Would The Triangle Be Ready For Mass Evacuations?
Posted September 26, 2005
HOLLY SPRINGS, N.C. — Would Triangle-area residents be able to evacuate from the area in an emergency situation? Many are wondering after 2 million people tried to flee Houston in advance of Hurricane Rita.
Now, try to picture what could happen if 60,000 people, at the same time, tried to evacuate from the 10-mile peripheral near Shearon Harris Nuclear Plant in Holly Springs.
In January, the Triangle saw first-hand what happened when an unexpected winter storm hit the area, causing thousands of people to hit area roads at the same time.
State emergency management officials say there is a plan to use the media to disseminate information about routes people can take from the nuclear plant area. Law enforcement would be deployed to set up roadblocks and keep traffic moving.

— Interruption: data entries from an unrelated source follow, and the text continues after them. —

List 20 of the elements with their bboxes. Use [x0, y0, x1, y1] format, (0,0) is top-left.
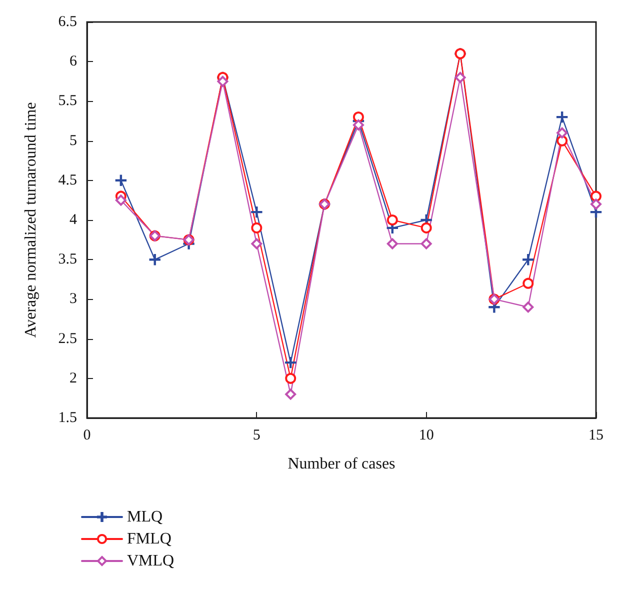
y-tick-label: 3: [70, 291, 77, 308]
y-axis-title: Average normalized turnaround time: [22, 102, 40, 338]
legend-label: MLQ: [127, 508, 163, 526]
y-tick-label: 4: [70, 212, 78, 228]
y-tick-label: 5.5: [58, 93, 77, 110]
x-axis-title: Number of cases: [288, 456, 396, 472]
y-tick-label: 6.5: [58, 14, 77, 30]
y-tick-label: 6: [70, 54, 78, 70]
y-tick-label: 3.5: [58, 252, 77, 268]
y-tick-label: 4.5: [58, 172, 77, 188]
y-tick-label: 1.5: [58, 410, 77, 426]
y-tick-label: 2: [70, 370, 77, 386]
x-tick-label: 0: [83, 428, 91, 444]
x-tick-label: 15: [588, 428, 604, 444]
y-tick-label: 2.5: [58, 330, 77, 347]
x-tick-label: 10: [418, 428, 434, 444]
x-tick-label: 5: [252, 428, 260, 444]
y-tick-label: 5: [70, 132, 77, 149]
legend-label: FMLQ: [127, 530, 172, 548]
legend-label: VMLQ: [127, 552, 175, 570]
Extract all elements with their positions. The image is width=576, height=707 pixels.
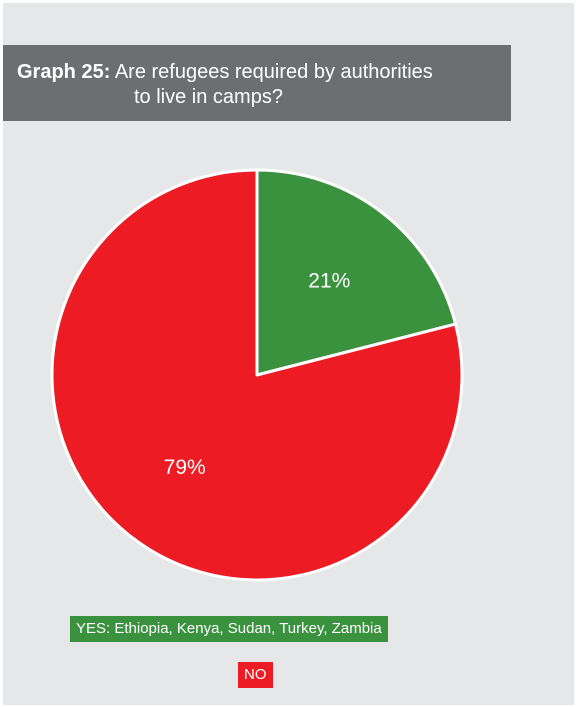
pie-label-no: 79% — [164, 456, 206, 479]
chart-title-bar: Graph 25: Are refugees required by autho… — [3, 45, 511, 121]
legend-no: NO — [238, 662, 273, 688]
chart-title-text: Are refugees required by authorities — [114, 61, 433, 83]
legend-yes: YES: Ethiopia, Kenya, Sudan, Turkey, Zam… — [70, 616, 388, 642]
chart-title-line2: to live in camps? — [134, 86, 283, 108]
chart-title-line1: Graph 25: Are refugees required by autho… — [17, 60, 433, 85]
pie-slice-no — [50, 168, 464, 582]
pie-label-yes: 21% — [308, 269, 350, 292]
pie-slice-yes — [255, 168, 458, 377]
pie-chart: 21% 79% — [50, 168, 464, 582]
chart-panel: Graph 25: Are refugees required by autho… — [3, 3, 574, 705]
chart-title-prefix: Graph 25: — [17, 61, 111, 83]
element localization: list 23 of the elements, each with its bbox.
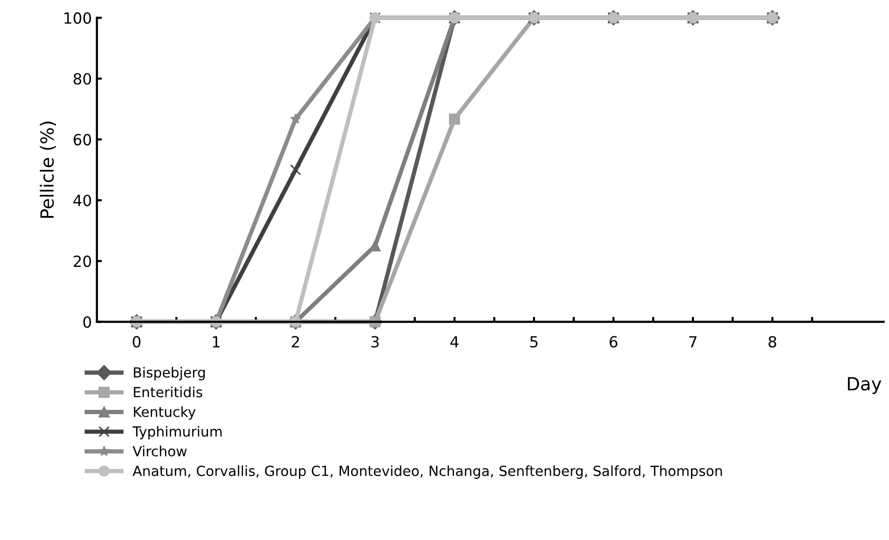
x-axis-title: Day	[848, 377, 882, 394]
x-tick-label: 3	[371, 336, 379, 348]
x-tick-label: 4	[450, 336, 459, 348]
legend-label: Anatum, Corvallis, Group C1, Montevideo, Nchanga, Senftenberg, Salford, Thompson	[132, 465, 722, 479]
x-tick-label: 0	[132, 336, 140, 348]
x-tick-label: 7	[689, 336, 696, 348]
y-tick-label: 0	[83, 316, 92, 328]
y-tick-label: 40	[73, 194, 92, 206]
legend-label: Typhimurium	[132, 426, 222, 440]
y-tick-label: 20	[74, 256, 92, 268]
x-tick-label: 6	[610, 336, 618, 348]
legend-label: Bispebjerg	[134, 366, 205, 380]
legend-label: Kentucky	[134, 406, 196, 420]
x-tick-label: 5	[530, 336, 538, 348]
y-axis-title: Pellicle (%)	[40, 122, 56, 218]
y-tick-label: 80	[74, 73, 92, 85]
x-tick-label: 2	[292, 336, 299, 348]
legend-label: Virchow	[132, 446, 187, 456]
y-tick-label: 60	[74, 134, 92, 146]
x-tick-label: 1	[212, 336, 220, 348]
legend-label: Enteritidis	[134, 386, 202, 398]
x-tick-label: 8	[768, 336, 776, 348]
y-tick-label: 100	[64, 12, 92, 24]
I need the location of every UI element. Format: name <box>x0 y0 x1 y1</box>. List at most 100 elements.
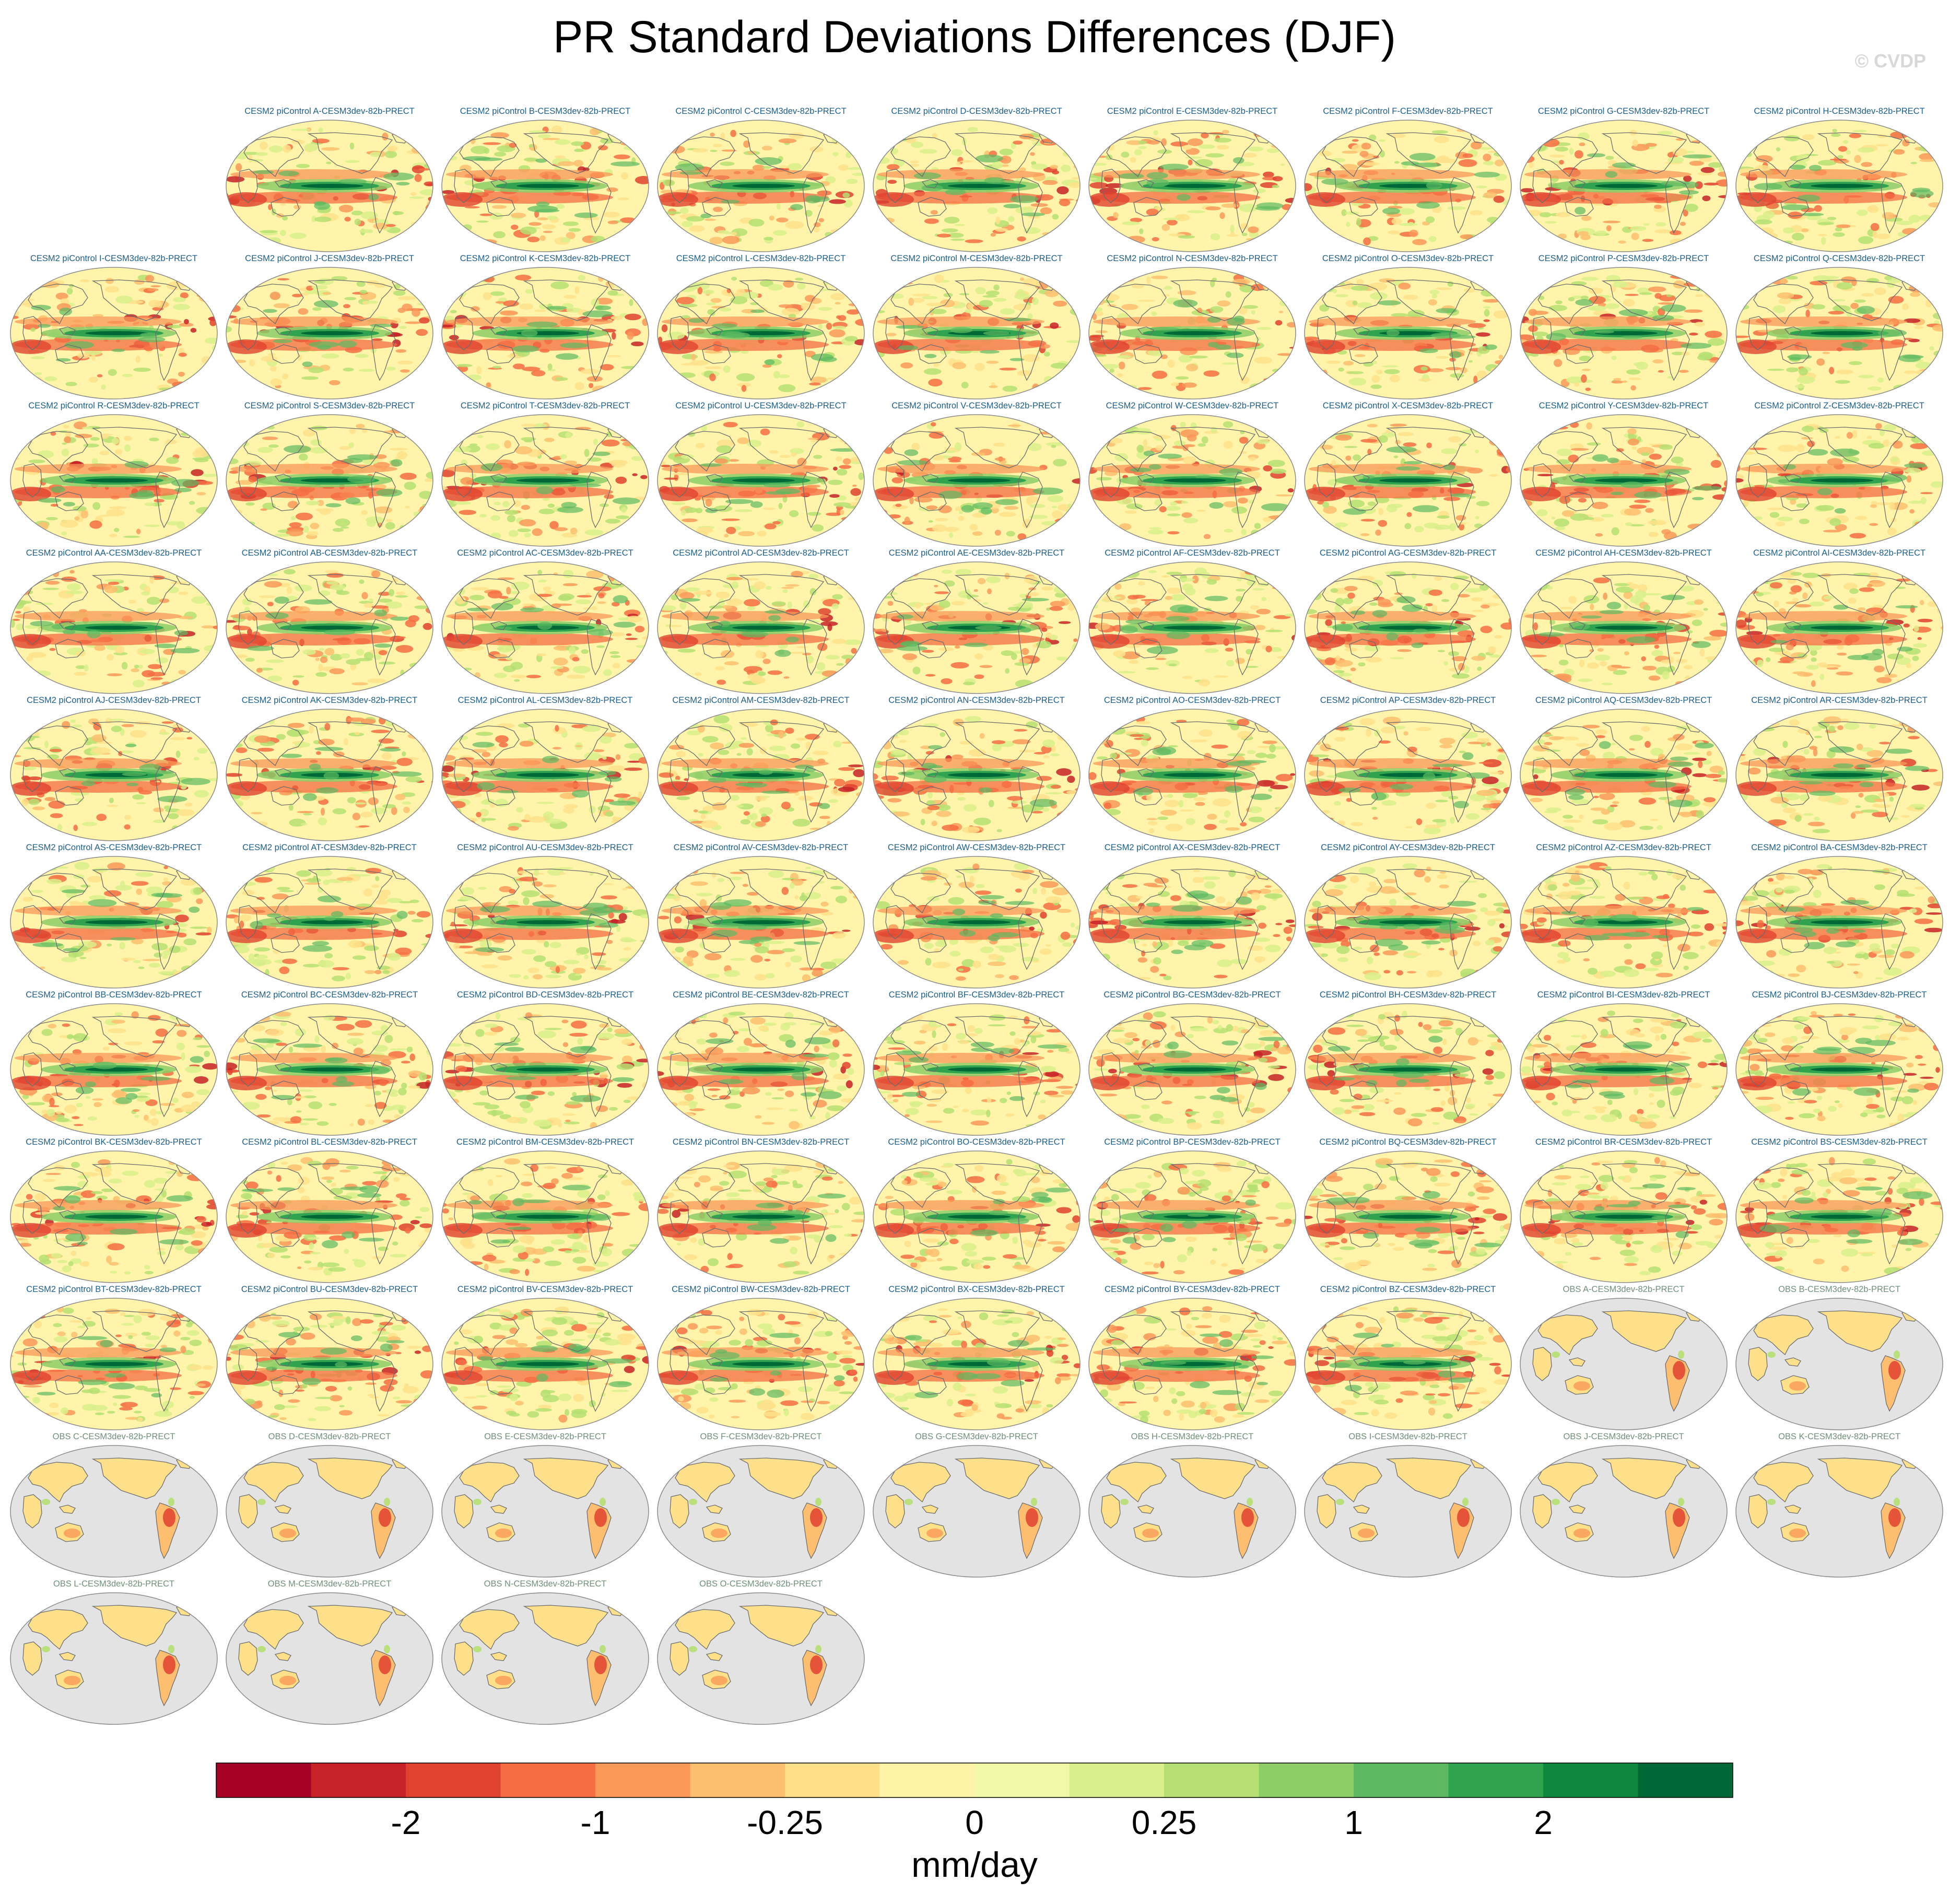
model-map <box>657 120 865 252</box>
model-map <box>10 1003 218 1136</box>
map-panel: OBS D-CESM3dev-82b-PRECT <box>222 1432 437 1579</box>
page-title: PR Standard Deviations Differences (DJF) <box>553 12 1396 62</box>
colorbar-tick-label: 0 <box>965 1804 984 1841</box>
model-map <box>1304 561 1512 694</box>
model-map <box>1304 120 1512 252</box>
model-map <box>657 1003 865 1136</box>
model-map <box>10 561 218 694</box>
map-panel: CESM2 piControl AH-CESM3dev-82b-PRECT <box>1516 548 1731 696</box>
model-map <box>1520 120 1728 252</box>
map-panel: CESM2 piControl U-CESM3dev-82b-PRECT <box>653 401 868 548</box>
colorbar-swatch <box>595 1763 690 1797</box>
map-panel: CESM2 piControl AI-CESM3dev-82b-PRECT <box>1732 548 1947 696</box>
model-map <box>873 856 1081 989</box>
panel-title: OBS G-CESM3dev-82b-PRECT <box>915 1432 1038 1441</box>
colorbar-tick-label: 0.25 <box>1132 1804 1197 1841</box>
colorbar-units-label: mm/day <box>911 1845 1038 1885</box>
model-map <box>657 561 865 694</box>
map-panel: CESM2 piControl AT-CESM3dev-82b-PRECT <box>222 843 437 990</box>
model-map <box>441 1150 649 1283</box>
panel-grid: CESM2 piControl A-CESM3dev-82b-PRECT CESM… <box>6 107 1947 1726</box>
panel-title: CESM2 piControl BB-CESM3dev-82b-PRECT <box>26 990 202 1000</box>
panel-title: CESM2 piControl AB-CESM3dev-82b-PRECT <box>241 548 418 558</box>
map-panel: CESM2 piControl AQ-CESM3dev-82b-PRECT <box>1516 696 1731 843</box>
model-map <box>1304 1003 1512 1136</box>
map-panel: CESM2 piControl R-CESM3dev-82b-PRECT <box>6 401 221 548</box>
map-panel: CESM2 piControl BO-CESM3dev-82b-PRECT <box>869 1137 1084 1285</box>
map-panel: CESM2 piControl BF-CESM3dev-82b-PRECT <box>869 990 1084 1137</box>
map-panel: OBS M-CESM3dev-82b-PRECT <box>222 1579 437 1726</box>
map-panel: CESM2 piControl AO-CESM3dev-82b-PRECT <box>1085 696 1300 843</box>
map-panel: OBS F-CESM3dev-82b-PRECT <box>653 1432 868 1579</box>
panel-title: CESM2 piControl I-CESM3dev-82b-PRECT <box>30 254 198 263</box>
map-panel: OBS E-CESM3dev-82b-PRECT <box>438 1432 653 1579</box>
panel-title: CESM2 piControl BH-CESM3dev-82b-PRECT <box>1319 990 1497 1000</box>
model-map <box>1088 709 1296 841</box>
map-panel: CESM2 piControl T-CESM3dev-82b-PRECT <box>438 401 653 548</box>
obs-map <box>1520 1445 1728 1578</box>
panel-title: CESM2 piControl AP-CESM3dev-82b-PRECT <box>1320 696 1496 705</box>
map-panel: OBS K-CESM3dev-82b-PRECT <box>1732 1432 1947 1579</box>
model-map <box>441 856 649 989</box>
map-panel: CESM2 piControl AL-CESM3dev-82b-PRECT <box>438 696 653 843</box>
panel-title: CESM2 piControl AX-CESM3dev-82b-PRECT <box>1104 843 1281 852</box>
panel-title: CESM2 piControl BA-CESM3dev-82b-PRECT <box>1751 843 1928 852</box>
model-map <box>441 709 649 841</box>
panel-title: OBS H-CESM3dev-82b-PRECT <box>1131 1432 1254 1441</box>
map-panel: CESM2 piControl E-CESM3dev-82b-PRECT <box>1085 107 1300 254</box>
map-panel: CESM2 piControl BN-CESM3dev-82b-PRECT <box>653 1137 868 1285</box>
model-map <box>10 1150 218 1283</box>
panel-title: CESM2 piControl BE-CESM3dev-82b-PRECT <box>673 990 849 1000</box>
model-map <box>226 856 433 989</box>
map-panel: CESM2 piControl AX-CESM3dev-82b-PRECT <box>1085 843 1300 990</box>
panel-title: CESM2 piControl F-CESM3dev-82b-PRECT <box>1323 107 1493 116</box>
model-map <box>441 120 649 252</box>
panel-title: CESM2 piControl BQ-CESM3dev-82b-PRECT <box>1319 1137 1497 1147</box>
panel-title: CESM2 piControl K-CESM3dev-82b-PRECT <box>460 254 631 263</box>
colorbar-swatch <box>1638 1763 1733 1797</box>
panel-title: OBS F-CESM3dev-82b-PRECT <box>700 1432 822 1441</box>
panel-title: CESM2 piControl BK-CESM3dev-82b-PRECT <box>26 1137 202 1147</box>
panel-title: CESM2 piControl AJ-CESM3dev-82b-PRECT <box>27 696 201 705</box>
model-map <box>1735 561 1943 694</box>
colorbar: -2 -1 -0.25 0 0.25 1 2 <box>216 1762 1733 1841</box>
obs-map <box>1304 1445 1512 1578</box>
panel-title: CESM2 piControl BL-CESM3dev-82b-PRECT <box>242 1137 417 1147</box>
colorbar-tick-label: -1 <box>581 1804 610 1841</box>
model-map <box>1088 1003 1296 1136</box>
model-map <box>657 856 865 989</box>
panel-title: CESM2 piControl AK-CESM3dev-82b-PRECT <box>241 696 418 705</box>
panel-title: CESM2 piControl Q-CESM3dev-82b-PRECT <box>1753 254 1925 263</box>
map-panel: OBS H-CESM3dev-82b-PRECT <box>1085 1432 1300 1579</box>
model-map <box>1088 856 1296 989</box>
map-panel: OBS B-CESM3dev-82b-PRECT <box>1732 1285 1947 1432</box>
obs-map <box>1520 1298 1728 1430</box>
model-map <box>1735 120 1943 252</box>
map-panel: CESM2 piControl C-CESM3dev-82b-PRECT <box>653 107 868 254</box>
panel-title: CESM2 piControl AW-CESM3dev-82b-PRECT <box>887 843 1066 852</box>
map-panel: CESM2 piControl BT-CESM3dev-82b-PRECT <box>6 1285 221 1432</box>
colorbar-swatch <box>974 1763 1070 1797</box>
map-panel: CESM2 piControl AD-CESM3dev-82b-PRECT <box>653 548 868 696</box>
panel-title: CESM2 piControl AE-CESM3dev-82b-PRECT <box>888 548 1065 558</box>
panel-title: OBS B-CESM3dev-82b-PRECT <box>1778 1285 1900 1294</box>
panel-title: CESM2 piControl AZ-CESM3dev-82b-PRECT <box>1536 843 1711 852</box>
panel-title: OBS J-CESM3dev-82b-PRECT <box>1563 1432 1684 1441</box>
panel-title: CESM2 piControl AS-CESM3dev-82b-PRECT <box>26 843 202 852</box>
panel-title: CESM2 piControl AL-CESM3dev-82b-PRECT <box>457 696 633 705</box>
panel-title: CESM2 piControl AC-CESM3dev-82b-PRECT <box>457 548 633 558</box>
map-panel: CESM2 piControl F-CESM3dev-82b-PRECT <box>1300 107 1516 254</box>
map-panel: CESM2 piControl BG-CESM3dev-82b-PRECT <box>1085 990 1300 1137</box>
panel-title: CESM2 piControl S-CESM3dev-82b-PRECT <box>244 401 415 410</box>
model-map <box>657 709 865 841</box>
panel-title: OBS K-CESM3dev-82b-PRECT <box>1778 1432 1900 1441</box>
model-map <box>1088 1150 1296 1283</box>
map-panel: CESM2 piControl BA-CESM3dev-82b-PRECT <box>1732 843 1947 990</box>
model-map <box>1088 267 1296 399</box>
panel-title: CESM2 piControl O-CESM3dev-82b-PRECT <box>1322 254 1494 263</box>
map-panel: OBS I-CESM3dev-82b-PRECT <box>1300 1432 1516 1579</box>
map-panel: CESM2 piControl H-CESM3dev-82b-PRECT <box>1732 107 1947 254</box>
panel-title: CESM2 piControl AU-CESM3dev-82b-PRECT <box>457 843 633 852</box>
colorbar-swatch <box>1543 1763 1638 1797</box>
model-map <box>873 414 1081 547</box>
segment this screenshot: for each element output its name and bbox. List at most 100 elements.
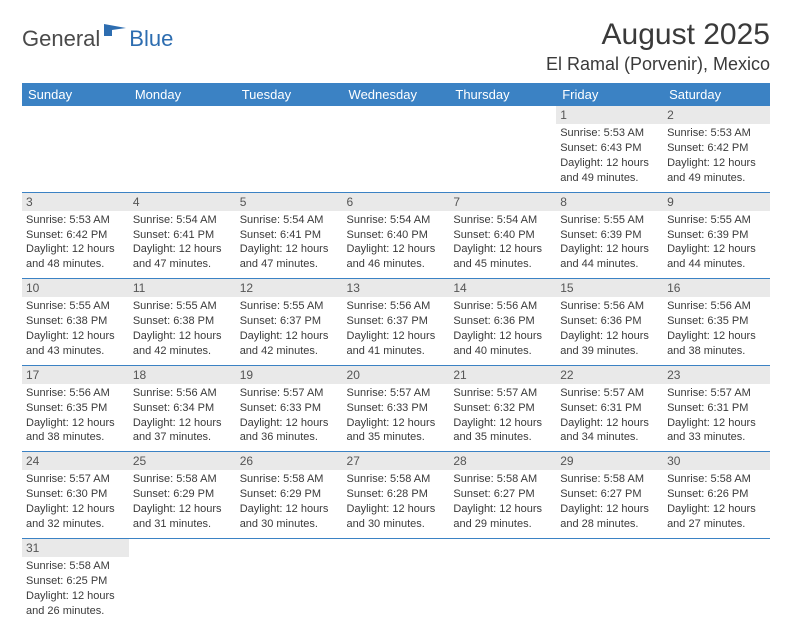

But not everyone is convinced.
"We feel that we have a very good plan in place that's executable," said Gary Faltinowski, a spokesman for the North Carolina Crime Control and Public Safety.
Some local officials, however, think in an emergency situation, trying to flee the area could be a disaster in itself.
"If we have a power plant crisis, we're not going to be able to escape," said Holly Springs Town Councilman Chet Van Fossen.
Most of Holly Springs' 15,000 residents live within the Sheraon Harris evacuation zone. They would all have to rely on two-lane country roads to get out of town in the event of an emergency.
In a town that is growing by two families a day, Van Fossen says that is a problem.
"I, as a town councilman, do not believe that is adequate," Van Fossen said.
Holly Springs officials say part of the answer is the western leg of Interstate 540. Two lanes on both sides could be routed out of town. But this summer the North Carolina Department of Transportation delayed construction of that part of I-540 indefinitely.
State emergency officials insist people are safe with the roads they have, but acknowledge the need for more roads.
"We know that the growth that has occurred in that area is really taxing our infrastructure and we always try to examine this," Faltinowski said.
Faltinowski says emergency officials are constantly reviewing emergency plans, making adjustments and learning from each crisis the state has, such as January's ice storm gridlock or hurricanes that have hit the state.
As for the western leg of I-540, the DOT says 2012 is the earliest it will start buying the rights-of-way; no date has been set for construction.